Having focussed our work last year on New London Agenda, we started the new panel with a screening of “the White Flats” film about the Highgate New Town estate in North London, designed by Peter Tábori and Ken Adie for the London Borough of Camden when they were only 28 years old. This film was entirely made by residents of the estate, and explores the lived experience of all ages and generations. As one resident put it, the estate represents ‘a fault line in the history of housing’, this first phase being completed in 1979 just as the Right to Buy policy was brought in by Margaret Thatcher, and the funding of social housing across the UK would change forever. Its architecture has facilitated an extraordinary sense of community which has intensified, rather than weakened, over time and this film explores how and why this has happened. Following the screening, we discussed what we can learn from this today, when the pressure to build more housing, for less, is greater than ever.
The film and the subsequent discussion led us to examine the reflections and experiences of different communities through two site visits. The first was to Acton Gardens, a regeneration project led by L&Q and Countryside/Vistry over the past 14 years in South Acton. This visit was chosen to explore both the challenges and achievements of this type of phased, large scale regeneration from the residents’ perspective – particularly fascinating as this project has several more phases of new housing to come. The discussion with the client team, based in the community, was broad and far reaching. Interestingly they have also commissioned a detailed longitudinal study of residents’ experiences and feedback, which is due to be completed by Christmas. We also met the key community representative who has been involved in the steering group since the outset, who shared her insight into aspects of the regeneration from the resident perspective and described how the perception of the original estate, its safety and sense of community was very different from the reality. The second visit, to Somers Town, a neighbourhood with a rich history of social housing from slum clearance in the 1930s through to Camden’s redevelopment today, focussed on a group of residents living in homes across the neighbourhood, and the Peoples’ Museum, a social enterprise and extraordinary focus of activism and campaigning, set up to celebrate Somers Town’s unique past and struggles today, with the threat of denser redevelopment and HS2 on the doorstep.

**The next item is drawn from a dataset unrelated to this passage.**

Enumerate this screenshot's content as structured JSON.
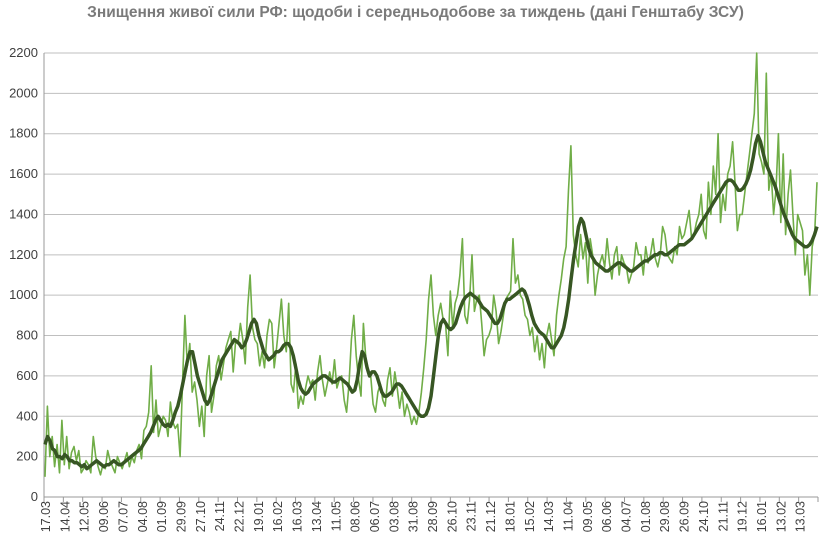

Both visits, with reflections to be published shortly by the NLA, highlight the power and value of these conversations and the insight they need to bring into the design and development of housing today.
Looking ahead, the new panel will continue these visits, drawing in the resident voice and building on these insights and research, with other panels to enrich and broaden the process. We are also supporting the Architects’ Action for Affordable Housing campaign, and specifically looking at the waste in the industry (time, cost and material) and how this can be better channelled into the delivery of new and retrofitted affordable homes.
Thank you to everyone who has contributed to these valuable sessions and visits this year, and I look forward to welcoming the new panel members in 2025.